FIGS. 18 to 20 are embodiments showing coating examples of powder coke and limestone powder raw materials that are solid fuel powder raw materials when a single drum mixer 17 is used as the drum mixer. In the eighth embodiment shown in FIG. 18, iron ore, SiO ₂ -containing raw material, and limestone powder raw material are granulated with a drum mixer 17, and powder coke that is a solid fuel powder raw material is coated on the discharge side of the drum mixer 17. Is done.

In the ninth embodiment shown in FIG. 19, iron ore, SiO ₂ -containing raw material, and powder coke that is a solid fuel-based powder raw material are granulated by the drum mixer 17, and on the discharge side of the drum mixer 17, the surface of the pseudo particles is limestone-based. The powder raw material is coated.
In the tenth embodiment shown in FIG. 20, iron ore and SiO ₂ -containing raw material are granulated by the drum mixer 17, and powder coke and limestone based solid fuel-based powder raw material are formed on the pseudo particle surface on the discharge side of the drum mixer 17. The powder raw material is coated.
The single drum mixer 17 can be a drum mixer having a drum length of 20 to 25 m, and mixing and granulation can be performed by securing the granulation time of the sintered raw material to 300 to 500 seconds. Can do.

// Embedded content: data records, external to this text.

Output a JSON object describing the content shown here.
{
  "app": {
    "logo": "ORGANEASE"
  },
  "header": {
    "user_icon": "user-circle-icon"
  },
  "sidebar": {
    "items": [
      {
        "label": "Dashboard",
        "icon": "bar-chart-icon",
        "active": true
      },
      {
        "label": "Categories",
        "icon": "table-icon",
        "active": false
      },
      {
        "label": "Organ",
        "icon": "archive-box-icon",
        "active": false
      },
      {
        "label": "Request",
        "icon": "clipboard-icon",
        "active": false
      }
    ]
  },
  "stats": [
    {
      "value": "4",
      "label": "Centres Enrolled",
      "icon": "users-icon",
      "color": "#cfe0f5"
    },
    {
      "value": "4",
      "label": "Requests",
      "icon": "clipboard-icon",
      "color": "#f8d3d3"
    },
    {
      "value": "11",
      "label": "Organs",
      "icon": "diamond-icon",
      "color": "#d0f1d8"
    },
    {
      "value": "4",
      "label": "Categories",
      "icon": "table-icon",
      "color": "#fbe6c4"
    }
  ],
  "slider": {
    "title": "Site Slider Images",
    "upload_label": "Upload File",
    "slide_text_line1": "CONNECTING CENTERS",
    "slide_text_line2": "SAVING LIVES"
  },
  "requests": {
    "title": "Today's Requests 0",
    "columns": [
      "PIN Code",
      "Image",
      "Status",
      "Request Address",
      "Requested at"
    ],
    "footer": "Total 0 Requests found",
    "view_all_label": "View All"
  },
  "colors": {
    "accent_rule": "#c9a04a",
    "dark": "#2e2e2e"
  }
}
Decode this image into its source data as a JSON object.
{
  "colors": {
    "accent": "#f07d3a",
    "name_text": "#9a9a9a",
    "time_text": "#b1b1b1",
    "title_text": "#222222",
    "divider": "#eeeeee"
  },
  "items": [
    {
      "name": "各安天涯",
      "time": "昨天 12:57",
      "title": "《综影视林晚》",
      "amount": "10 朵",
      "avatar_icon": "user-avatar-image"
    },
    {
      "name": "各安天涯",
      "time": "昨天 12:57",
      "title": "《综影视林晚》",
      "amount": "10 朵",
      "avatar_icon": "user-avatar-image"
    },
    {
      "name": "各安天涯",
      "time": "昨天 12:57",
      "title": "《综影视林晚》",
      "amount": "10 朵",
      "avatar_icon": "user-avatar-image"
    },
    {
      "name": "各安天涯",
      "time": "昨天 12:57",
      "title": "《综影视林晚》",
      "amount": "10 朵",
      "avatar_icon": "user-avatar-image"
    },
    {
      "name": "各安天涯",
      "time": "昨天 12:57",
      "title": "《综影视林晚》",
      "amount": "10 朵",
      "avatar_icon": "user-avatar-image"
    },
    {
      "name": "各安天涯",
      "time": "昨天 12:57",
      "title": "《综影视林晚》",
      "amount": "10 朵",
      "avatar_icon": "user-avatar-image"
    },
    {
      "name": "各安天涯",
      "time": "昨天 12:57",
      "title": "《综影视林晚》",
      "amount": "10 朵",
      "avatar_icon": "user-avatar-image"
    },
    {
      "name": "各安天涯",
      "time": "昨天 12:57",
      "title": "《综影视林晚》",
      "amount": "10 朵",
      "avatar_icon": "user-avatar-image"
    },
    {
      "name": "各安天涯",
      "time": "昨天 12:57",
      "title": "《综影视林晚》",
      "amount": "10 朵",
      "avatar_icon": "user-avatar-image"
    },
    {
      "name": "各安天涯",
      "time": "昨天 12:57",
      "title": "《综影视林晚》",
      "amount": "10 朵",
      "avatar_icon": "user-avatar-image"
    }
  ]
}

The present inventors investigated the CaO concentration of the sintered raw material granulated by the method shown in FIG. 23 (conventional method) and the sintered raw material granulated by the method of the present invention. The investigation results are shown in FIG.
In FIG. 21, “+8.0 mm”, “+4.75 mm”, “+2.75 mm”, “+1.0 mm”, “+0.5 mm”, and “+0.25 mm” have a particle diameter of 8.0 mm or more. .75 mm or more, 2.75 mm or more, 1.0 mm or more, 0.5 mm or more, 0.25 mm or more sintering raw materials are indicated, and “−0.25 mm” indicates a sintering raw material having a particle diameter of less than 0.25 mm. ing. The CaO concentration was investigated using the apparatus shown in FIG.
When the CaO concentration of the sintered raw material obtained by the conventional method and the CaO concentration of the sintered raw material obtained by the method of the present invention are compared, the particle diameter of the sintered raw material obtained by the method of the present invention is 8.0 mm or more. It was found that the CaO concentration was lower than that of the sintered raw material obtained by the conventional method.

Further, among the sintered raw materials obtained by the method of the present invention, those having a particle diameter of 2.8 mm or more and those having a particle diameter of 1.0 mm or more are higher in CaO concentration than the sintered raw materials obtained by the conventional method. It has been found. This means that the powder raw material charged in the drum mixer is suppressed from excessively adhering to the surface of the coarse quasi-particles segregated in the drum mixer, and uniform adhesion is realized.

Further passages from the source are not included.